The coach went through the aspects of the year that stood out to him most.
“Obviously going to the World Series is huge, but us having 27 guys get academic all-region during the spring semester when it’s so hard to juggle academics and baseball, I couldn’t be prouder of that accomplishment,” he said. “I can’t think of a year we’ve been anywhere close to that number.”
It was a record-breaking season on many fronts.
“We broke just about every school record, offensively, that had ever been set, and that’s a testament to our hitting coach, Will Flanders, and his time and effort,” Rollins said.
“And again, the stolen bases — last year we ended the year with 195 stolen bases,” he said, which put Camp second in the nation at the NJCAA Division II level the team belonged to then. “We had a goal this year of stealing 200, and we worked very hard on the base running, so that was a big deal to me, too, was to finish No. 1 in the country in stolen bases, and to steal over 200 was huge.

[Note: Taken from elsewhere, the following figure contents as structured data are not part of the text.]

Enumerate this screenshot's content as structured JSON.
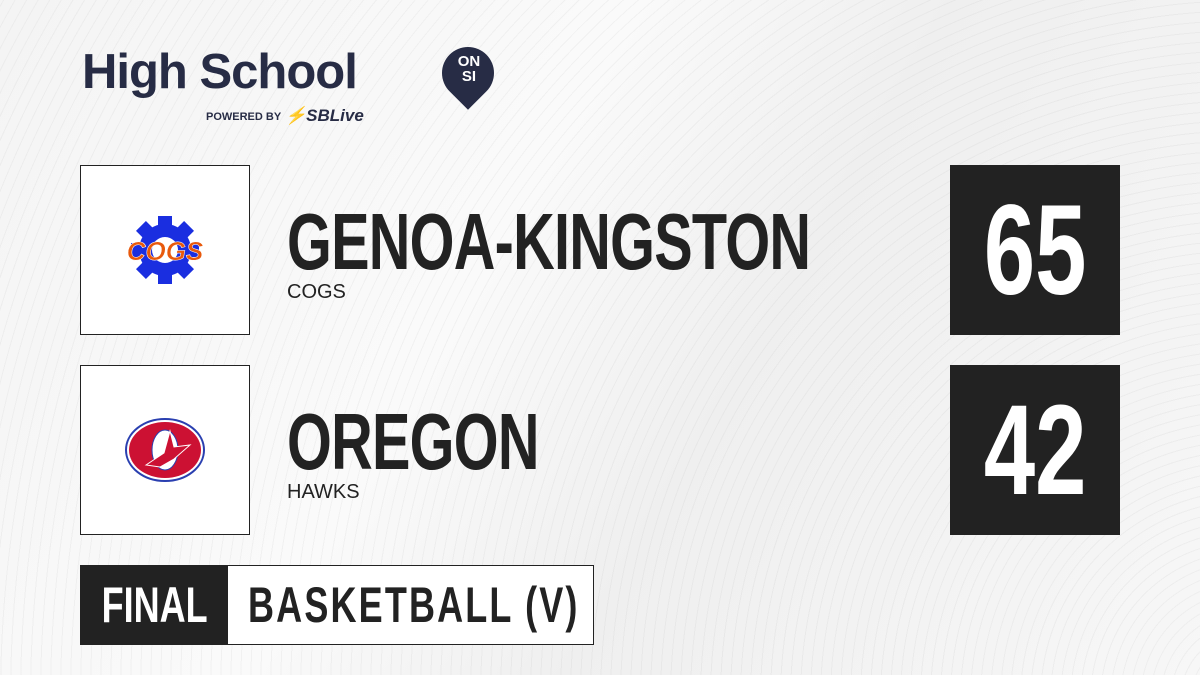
{
  "brand": {
    "title": "High School",
    "badge_top": "ON",
    "badge_bottom": "SI",
    "powered_by": "POWERED BY",
    "partner": "SBLive"
  },
  "teams": [
    {
      "name": "GENOA-KINGSTON",
      "mascot": "COGS",
      "score": "65",
      "logo_text": "COGS",
      "colors": {
        "primary": "#1a2ee0",
        "secondary": "#e8590c"
      }
    },
    {
      "name": "OREGON",
      "mascot": "HAWKS",
      "score": "42",
      "logo_text": "O",
      "colors": {
        "primary": "#cc1133",
        "secondary": "#2a3fb0"
      }
    }
  ],
  "status": "FINAL",
  "sport": "BASKETBALL (V)",
  "colors": {
    "dark": "#222222",
    "brand": "#272c45",
    "accent": "#2aa8e0"
  }
}
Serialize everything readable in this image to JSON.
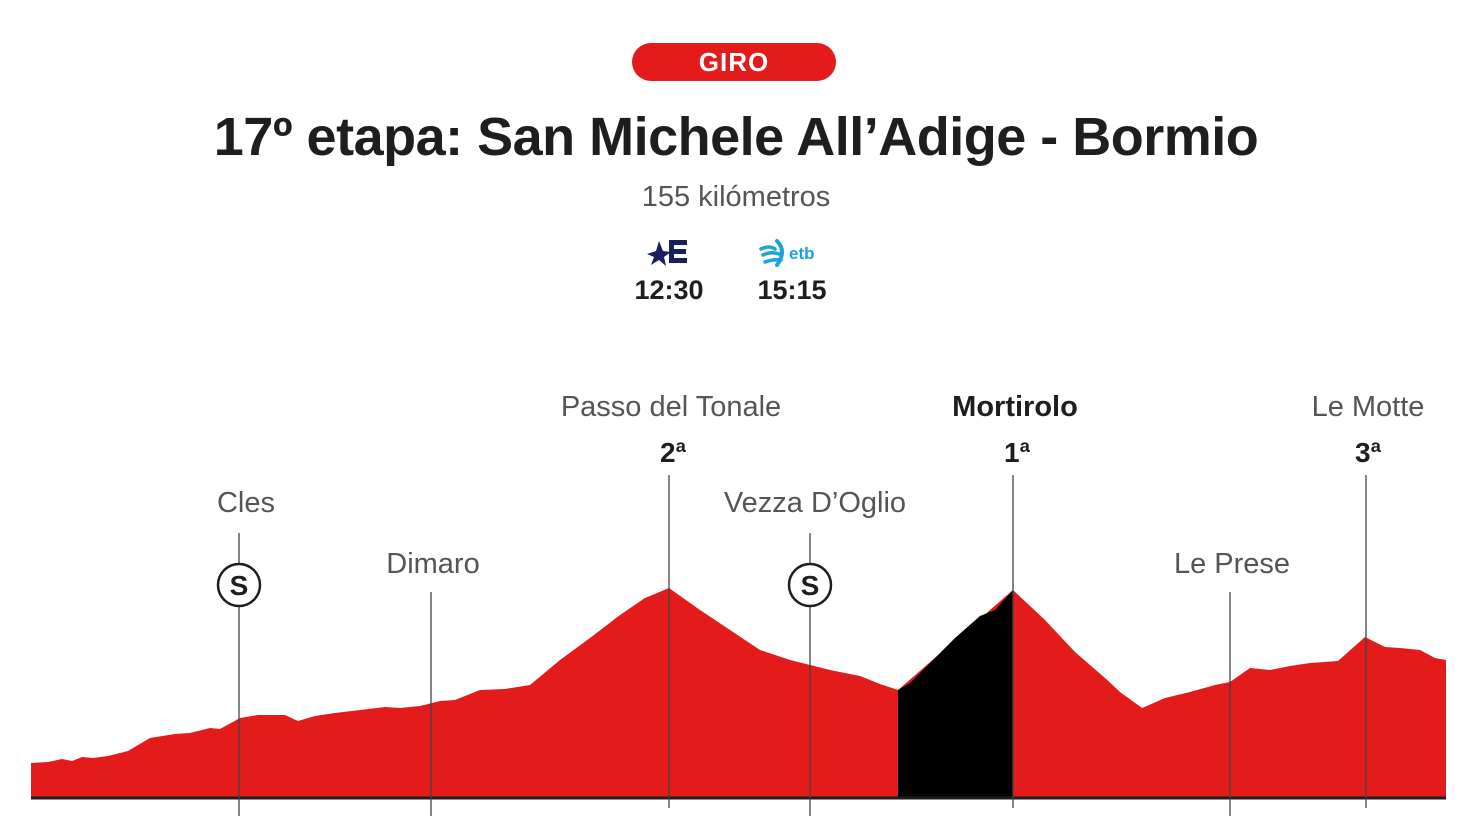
{
  "header": {
    "badge": "GIRO",
    "title": "17º etapa: San Michele All’Adige - Bormio",
    "distance": "155 kilómetros"
  },
  "broadcasters": [
    {
      "logo": "eurosport-logo",
      "time": "12:30"
    },
    {
      "logo": "etb-logo",
      "logo_text": "etb",
      "time": "15:15"
    }
  ],
  "colors": {
    "profile_fill": "#e31b1b",
    "highlight_fill": "#000000",
    "marker_line": "#444444",
    "eurosport_blue": "#1a1f5e",
    "etb_blue": "#1aa3dc"
  },
  "markers": [
    {
      "name": "Cles",
      "sprint": "S",
      "category": "",
      "bold": false
    },
    {
      "name": "Dimaro",
      "sprint": "",
      "category": "",
      "bold": false
    },
    {
      "name": "Passo del Tonale",
      "sprint": "",
      "category": "2ª",
      "bold": false
    },
    {
      "name": "Vezza D’Oglio",
      "sprint": "S",
      "category": "",
      "bold": false
    },
    {
      "name": "Mortirolo",
      "sprint": "",
      "category": "1ª",
      "bold": true
    },
    {
      "name": "Le Prese",
      "sprint": "",
      "category": "",
      "bold": false
    },
    {
      "name": "Le Motte",
      "sprint": "",
      "category": "3ª",
      "bold": false
    }
  ]
}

“But outside of those things that occurred on the field, I’m so proud of this group off the field,” he continued. “I think we had 15 guys graduate. We completed four or five community service events. We fundraised over $55,000 to support the program so we can pay for things and be able to support our guys in the developmental side of things.”
He indicated that achievements in education and character development are his main focus as he works with his players.
“Because it’s important for me to know that these guys walk away understanding how to grow as young men,” he said. “And by completing community service, by learning how to fundraise, by learning how to get their work done in the classroom at a high level, those things are telling me that these young men are growing up.
“And my ultimate goal is for these guys to become the best future employees, employers, husbands, fathers, all those things,” he said. “They mean more to me than any win or any championship we’ll ever win, and this group did an amazing job off the field proving to me and to our coaching staff and to our administration that they’re going to grow into really good human beings when they leave Camp Community College and when they go out into the real world.”